7 marca 2015

Od Akiko - Zabójstwo Nivana

Przechadzałam się terenami watahy. Od dłuższego czasu nie wychodziłam z nory, więc zachwycałam się otaczającym mnie światem. Chciałam z kimś porozmawiać. Na moje szczęście zobaczyłam jakiegoś czarnego wilka biegnącego lasem.
- Zaczekaj! - zawołałam, ale on nie zatrzymał się.
Teleportowałam się i już po chwili biegłam obok niego.
- Cześć! - uśmiechnęłam się.
Nie odpowiedział tylko popędził jeszcze szybciej. Przyspieszyłam bardziej, ale omal nie przywaliłam w drzewo.
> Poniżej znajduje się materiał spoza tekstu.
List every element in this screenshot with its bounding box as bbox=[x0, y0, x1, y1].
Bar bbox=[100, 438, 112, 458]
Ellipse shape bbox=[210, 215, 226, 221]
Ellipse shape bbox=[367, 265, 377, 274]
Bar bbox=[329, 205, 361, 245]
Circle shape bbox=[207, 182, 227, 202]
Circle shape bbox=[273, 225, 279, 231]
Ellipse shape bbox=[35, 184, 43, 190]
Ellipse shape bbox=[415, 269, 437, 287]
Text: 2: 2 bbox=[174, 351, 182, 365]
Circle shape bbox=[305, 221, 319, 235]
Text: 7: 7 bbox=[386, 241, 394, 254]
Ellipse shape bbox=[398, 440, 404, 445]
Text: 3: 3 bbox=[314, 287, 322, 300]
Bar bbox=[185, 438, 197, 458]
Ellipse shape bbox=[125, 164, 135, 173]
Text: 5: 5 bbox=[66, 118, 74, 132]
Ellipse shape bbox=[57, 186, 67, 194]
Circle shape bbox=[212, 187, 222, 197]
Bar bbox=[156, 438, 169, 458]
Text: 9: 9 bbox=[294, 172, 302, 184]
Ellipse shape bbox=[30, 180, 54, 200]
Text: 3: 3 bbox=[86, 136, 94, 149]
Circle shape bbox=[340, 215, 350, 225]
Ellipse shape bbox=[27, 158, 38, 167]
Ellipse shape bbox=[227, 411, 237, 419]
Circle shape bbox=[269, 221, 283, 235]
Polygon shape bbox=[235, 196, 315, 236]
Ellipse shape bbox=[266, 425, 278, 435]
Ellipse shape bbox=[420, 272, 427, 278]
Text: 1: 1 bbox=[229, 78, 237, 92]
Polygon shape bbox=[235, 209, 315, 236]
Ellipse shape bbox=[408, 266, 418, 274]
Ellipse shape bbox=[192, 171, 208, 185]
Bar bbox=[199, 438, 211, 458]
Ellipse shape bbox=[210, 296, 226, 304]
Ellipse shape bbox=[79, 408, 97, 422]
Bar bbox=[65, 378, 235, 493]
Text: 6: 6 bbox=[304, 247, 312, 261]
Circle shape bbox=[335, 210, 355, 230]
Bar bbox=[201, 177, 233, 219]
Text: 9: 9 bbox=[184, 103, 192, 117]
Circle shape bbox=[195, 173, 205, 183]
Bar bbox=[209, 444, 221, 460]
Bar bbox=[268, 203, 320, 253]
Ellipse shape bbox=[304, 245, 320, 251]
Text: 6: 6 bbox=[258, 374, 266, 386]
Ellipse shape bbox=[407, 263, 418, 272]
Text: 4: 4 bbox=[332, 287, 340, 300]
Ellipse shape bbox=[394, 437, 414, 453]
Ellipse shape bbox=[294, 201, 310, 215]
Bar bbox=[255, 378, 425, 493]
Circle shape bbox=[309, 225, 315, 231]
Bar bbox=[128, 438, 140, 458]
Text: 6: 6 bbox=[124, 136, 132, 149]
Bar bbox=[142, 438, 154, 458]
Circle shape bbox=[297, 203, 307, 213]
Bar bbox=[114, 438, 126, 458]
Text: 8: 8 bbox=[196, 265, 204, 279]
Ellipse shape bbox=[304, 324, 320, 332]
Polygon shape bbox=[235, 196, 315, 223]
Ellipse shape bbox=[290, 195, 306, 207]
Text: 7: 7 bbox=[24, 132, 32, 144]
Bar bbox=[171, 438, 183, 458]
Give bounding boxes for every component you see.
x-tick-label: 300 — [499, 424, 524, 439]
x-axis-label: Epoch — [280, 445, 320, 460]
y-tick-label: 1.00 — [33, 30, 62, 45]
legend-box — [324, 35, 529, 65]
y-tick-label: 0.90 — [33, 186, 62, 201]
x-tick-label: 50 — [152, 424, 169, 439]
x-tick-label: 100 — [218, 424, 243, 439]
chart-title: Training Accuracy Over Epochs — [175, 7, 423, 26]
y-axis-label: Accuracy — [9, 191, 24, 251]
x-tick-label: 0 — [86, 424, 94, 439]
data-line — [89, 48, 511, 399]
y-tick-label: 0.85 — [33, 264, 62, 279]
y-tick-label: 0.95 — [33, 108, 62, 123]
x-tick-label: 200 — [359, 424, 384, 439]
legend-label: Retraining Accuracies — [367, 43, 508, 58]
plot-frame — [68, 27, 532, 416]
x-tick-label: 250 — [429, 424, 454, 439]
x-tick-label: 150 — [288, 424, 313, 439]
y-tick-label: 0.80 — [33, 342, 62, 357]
Zamrugałam zaskoczona czytając napis na drzewie.
"Jeśli ktokolwiek zauważy Jeffa the Killera lub Nivana na teranie watahy ma za zadanie ich zabić! Zdrajcy pozostaną zdrajcami, dla tych dwóch nie ma już odwrotu!
~Dowódca Zabójców Akuma"
Nie wiem skąd, ale wiedziałam, że ten basior jest jednym z nich. A, że Jeffa kojarzyłam to pewnie był Nivan. Zebrałam w sobie wszystkie siły i dogoniłam go. 
- Nivanie, mógłbyś zaczekać - powiedziałam.
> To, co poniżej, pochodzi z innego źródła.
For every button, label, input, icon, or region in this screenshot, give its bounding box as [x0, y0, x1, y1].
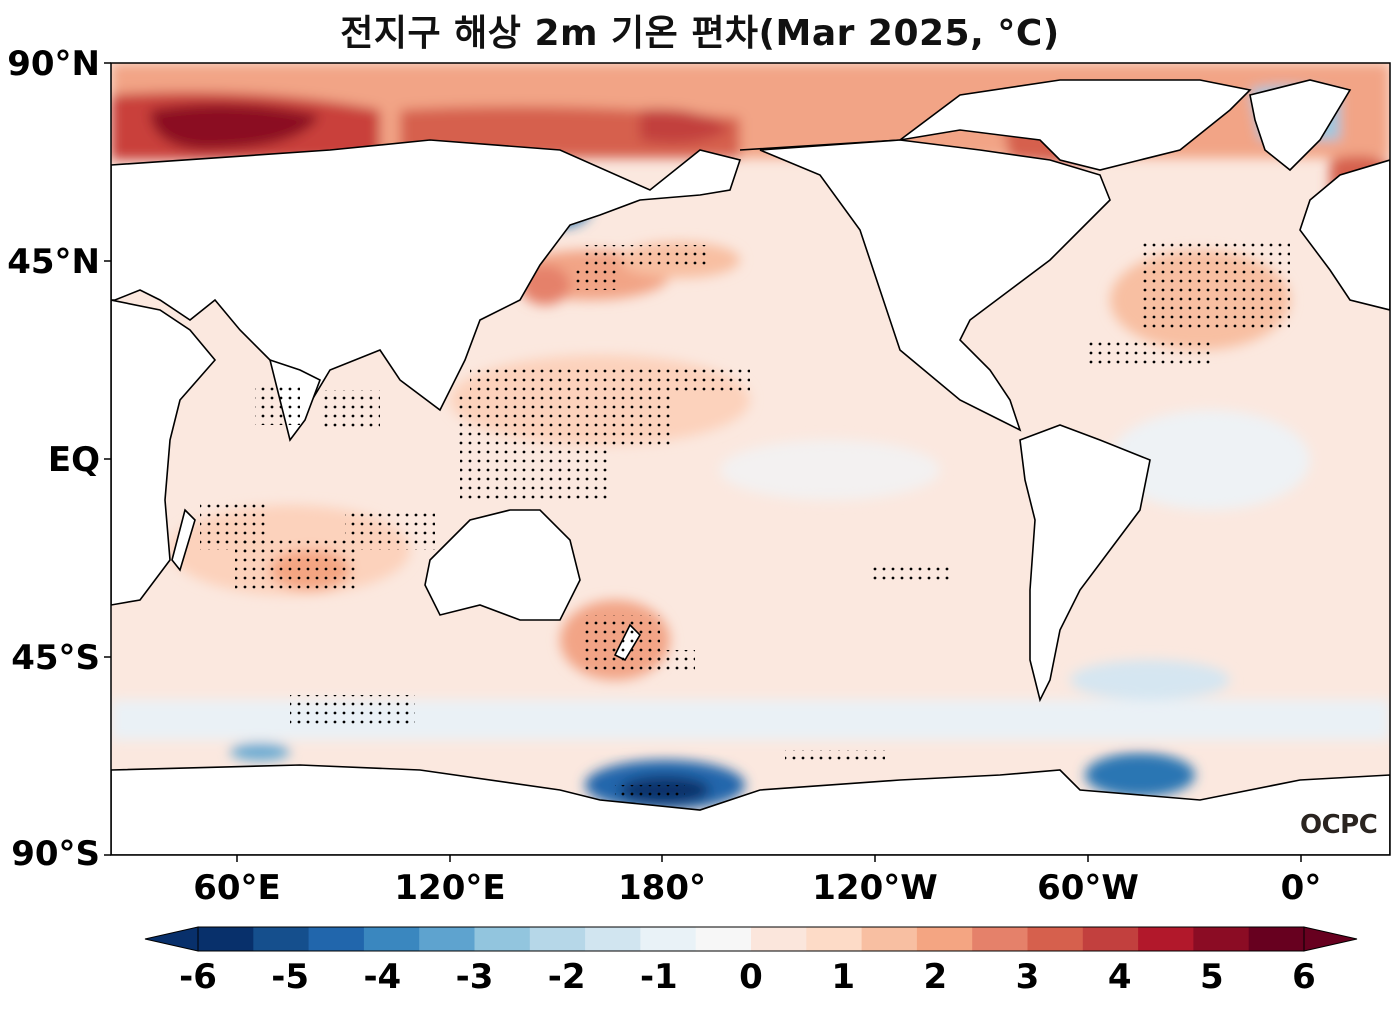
colorbar-tick-label: -4 — [363, 957, 402, 997]
y-tick-90n: 90°N — [7, 44, 100, 84]
colorbar-extend-low — [144, 926, 199, 952]
x-tick-180: 180° — [618, 868, 706, 908]
colorbar-tick-label: -5 — [271, 957, 310, 997]
colorbar-swatch — [806, 927, 863, 951]
colorbar-tick-label: -1 — [639, 957, 678, 997]
colorbar-tick-label: -2 — [547, 957, 586, 997]
colorbar-swatch — [640, 927, 697, 951]
x-tick-60w: 60°W — [1037, 868, 1139, 908]
colorbar-extend-high — [1303, 926, 1358, 952]
x-tick-0: 0° — [1280, 868, 1322, 908]
x-tick-60e: 60°E — [193, 868, 281, 908]
y-axis-ticks — [104, 62, 111, 856]
colorbar-tick-label: 5 — [1199, 957, 1224, 997]
colorbar-tick-label: 0 — [739, 957, 763, 997]
colorbar-swatch — [861, 927, 918, 951]
colorbar-frame — [197, 926, 1305, 952]
colorbar-tick-label: 2 — [923, 957, 948, 997]
colorbar-swatch — [308, 927, 365, 951]
colorbar-swatch — [1027, 927, 1084, 951]
x-axis-ticks — [236, 855, 1302, 862]
significance-stippling — [200, 240, 1290, 800]
colorbar-tick-label: 3 — [1015, 957, 1040, 997]
colorbar-swatch — [751, 927, 807, 951]
x-tick-120e: 120°E — [394, 868, 506, 908]
y-tick-45s: 45°S — [11, 638, 100, 678]
y-tick-90s: 90°S — [11, 834, 100, 874]
colorbar-tick-label: -3 — [455, 957, 494, 997]
y-tick-45n: 45°N — [7, 242, 100, 282]
y-tick-eq: EQ — [47, 440, 100, 480]
anomaly-field — [111, 63, 1390, 855]
chart-title: 전지구 해상 2m 기온 편차(Mar 2025, °C) — [340, 13, 1060, 54]
ocpc-logo: OCPC — [1300, 810, 1378, 840]
colorbar-swatch — [585, 927, 641, 951]
colorbar-tick-label: -6 — [179, 957, 217, 997]
colorbar-swatch — [1248, 927, 1305, 951]
x-tick-120w: 120°W — [812, 868, 938, 908]
colorbar-swatch — [916, 927, 973, 951]
colorbar-swatch — [363, 927, 420, 951]
colorbar-tick-label: 4 — [1107, 957, 1132, 997]
colorbar-swatch — [419, 927, 475, 951]
colorbar-tick-label: 6 — [1292, 957, 1316, 997]
colorbar-swatch — [695, 927, 752, 951]
colorbar-swatch — [1193, 927, 1250, 951]
colorbar-swatch — [198, 927, 254, 951]
colorbar-swatch — [253, 927, 310, 951]
colorbar-swatch — [529, 927, 586, 951]
colorbar-swatch — [1138, 927, 1194, 951]
colorbar-swatch — [474, 927, 531, 951]
colorbar-tick-label: 1 — [831, 957, 855, 997]
colorbar — [144, 926, 1358, 952]
colorbar-swatch — [1082, 927, 1139, 951]
colorbar-swatch — [972, 927, 1028, 951]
On niemal się nie wywrócił na dźwięk swojego imienia. Ja wzbiłam się w powietrze i wylądowałam wbijając mu pazury w grzbiet.
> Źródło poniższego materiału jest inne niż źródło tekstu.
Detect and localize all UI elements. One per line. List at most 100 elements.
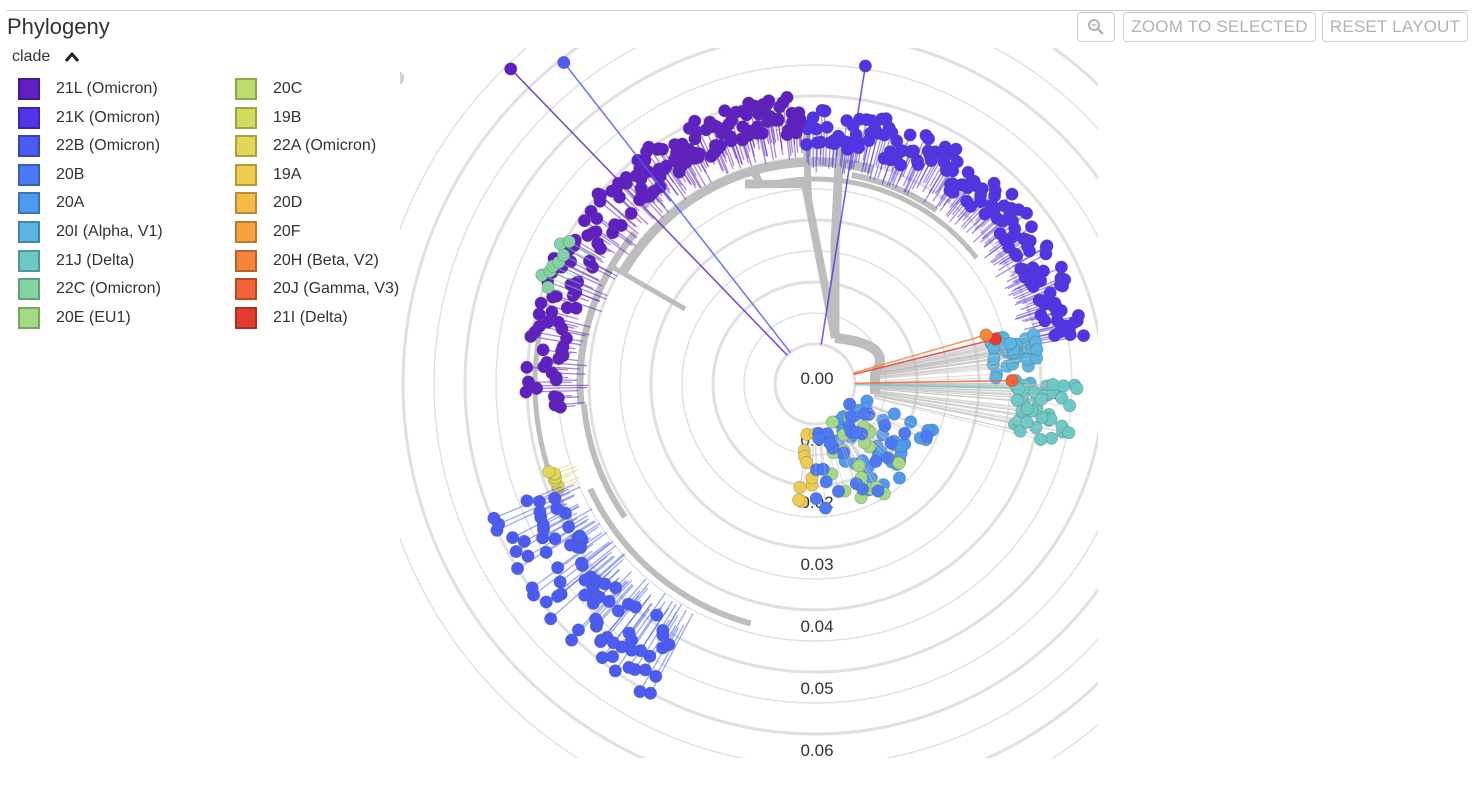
tip-node — [903, 128, 917, 142]
tree-branch — [637, 159, 672, 203]
tip-node — [949, 142, 963, 156]
panel-title: Phylogeny — [7, 14, 110, 39]
legend-item[interactable]: 20C — [235, 76, 302, 102]
tree-branch — [923, 148, 957, 203]
tree-branch — [983, 212, 1027, 248]
legend-item[interactable]: 22B (Omicron) — [18, 133, 160, 159]
tree-branch — [857, 119, 868, 163]
legend-label: 20A — [56, 194, 85, 212]
legend-label: 21K (Omicron) — [56, 108, 161, 126]
tip-node — [547, 389, 561, 404]
legend-swatch — [18, 278, 40, 301]
tree-branch — [658, 148, 687, 191]
tree-branch — [550, 553, 625, 620]
legend-item[interactable]: 21I (Delta) — [235, 305, 348, 331]
tip-node — [565, 633, 579, 647]
tree-branch — [599, 200, 639, 235]
tree-branch — [533, 550, 593, 596]
tip-node — [1020, 415, 1034, 429]
tip-node — [1054, 260, 1068, 274]
tip-node — [1055, 279, 1070, 293]
legend-item[interactable]: 20D — [235, 190, 302, 216]
tip-node — [1062, 426, 1076, 440]
backbone-arc — [851, 172, 939, 213]
legend-label: 20F — [273, 223, 301, 240]
tree-branch — [815, 443, 817, 499]
tree-branch — [853, 334, 987, 374]
legend-swatch — [235, 78, 257, 100]
tip-node — [842, 397, 857, 411]
tree-branch — [874, 390, 1032, 412]
tip-node — [793, 112, 807, 127]
tip-node — [608, 664, 622, 678]
legend-swatch — [235, 163, 257, 186]
tree-branch — [867, 133, 879, 174]
legend-swatch — [18, 192, 40, 215]
legend-item[interactable]: 21J (Delta) — [18, 248, 134, 274]
tip-node — [961, 165, 975, 179]
tip-node — [649, 669, 663, 683]
reset-layout-button[interactable]: RESET LAYOUT — [1322, 12, 1468, 42]
legend-item[interactable]: 20H (Beta, V2) — [235, 248, 379, 274]
tip-node — [884, 436, 898, 450]
tree-branch — [536, 386, 588, 390]
legend-item[interactable]: 20E (EU1) — [18, 305, 131, 331]
tip-node — [577, 214, 592, 228]
tree-branch — [837, 439, 857, 484]
legend-item[interactable]: 22C (Omicron) — [18, 276, 161, 302]
tip-node — [400, 71, 404, 85]
tree-branch — [541, 274, 582, 292]
header-divider — [7, 10, 1469, 11]
chevron-up-icon — [65, 51, 80, 62]
tip-node — [532, 307, 546, 321]
tip-node — [551, 315, 566, 329]
tip-node — [1070, 381, 1084, 396]
tree-branch — [556, 295, 603, 313]
tip-node — [562, 235, 576, 249]
tree-branch — [874, 357, 1037, 378]
tree-branch — [868, 410, 921, 439]
tree-branch — [595, 553, 626, 581]
tip-node — [611, 176, 626, 190]
tree-branch — [874, 363, 1013, 379]
tree-branch — [991, 239, 1027, 264]
legend-item[interactable]: 22A (Omicron) — [235, 133, 376, 159]
legend-label: 20B — [56, 165, 85, 183]
tip-node — [816, 462, 830, 476]
tip-node — [887, 407, 901, 421]
legend-item[interactable]: 20I (Alpha, V1) — [18, 219, 163, 245]
legend-toggle[interactable]: clade — [12, 48, 80, 66]
legend-label: 21J (Delta) — [56, 251, 135, 269]
tree-branch — [606, 587, 649, 638]
tip-node — [871, 484, 885, 498]
tip-node — [780, 90, 794, 104]
legend-item[interactable]: 21K (Omicron) — [18, 105, 160, 131]
legend-item[interactable]: 19A — [235, 162, 301, 188]
tip-node — [563, 538, 578, 552]
zoom-button[interactable] — [1077, 12, 1115, 42]
zoom-to-selected-button[interactable]: ZOOM TO SELECTED — [1123, 12, 1316, 42]
tip-node — [534, 296, 548, 310]
tree-branch — [874, 349, 1037, 376]
legend-item[interactable]: 19B — [235, 105, 301, 131]
legend-item[interactable]: 20A — [18, 190, 84, 216]
legend-item[interactable]: 21L (Omicron) — [18, 76, 158, 102]
tip-node — [571, 275, 585, 289]
tree-branch — [563, 61, 792, 353]
legend-swatch — [18, 306, 40, 329]
legend-item[interactable]: 20F — [235, 219, 301, 245]
tip-node — [551, 561, 565, 575]
tip-node — [1010, 249, 1024, 263]
legend-item[interactable]: 20B — [18, 162, 84, 188]
divergence-ring — [495, 64, 1098, 704]
tree-branch — [873, 348, 1014, 375]
divergence-tick-label: 0.00 — [800, 369, 833, 388]
tree-branch — [983, 234, 1016, 259]
tip-node — [506, 531, 520, 545]
tip-node — [809, 492, 823, 506]
legend-item[interactable]: 20J (Gamma, V3) — [235, 276, 399, 302]
tree-branch — [874, 392, 1042, 418]
tree-branch — [874, 373, 997, 382]
divergence-tick-label: 0.05 — [800, 679, 833, 698]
- Przykro mi, ale zdrajcy zasługują tylko na to - rozszarpałam mu gardło.
- Ja... naprawdę... nie... chciałem... żeby to... tak wyszło... - tak brzmiały jego ostatnie słowa.
Nie wiem czemu, ale poczułam zbierającą się we mnie falę smutku. Usiadłam i ze spuszczoną głową wpatrywałam się w zwłoki Nivana.
- AAA! - usłyszałam w pewnym momencie za sobą. - Morderczyni!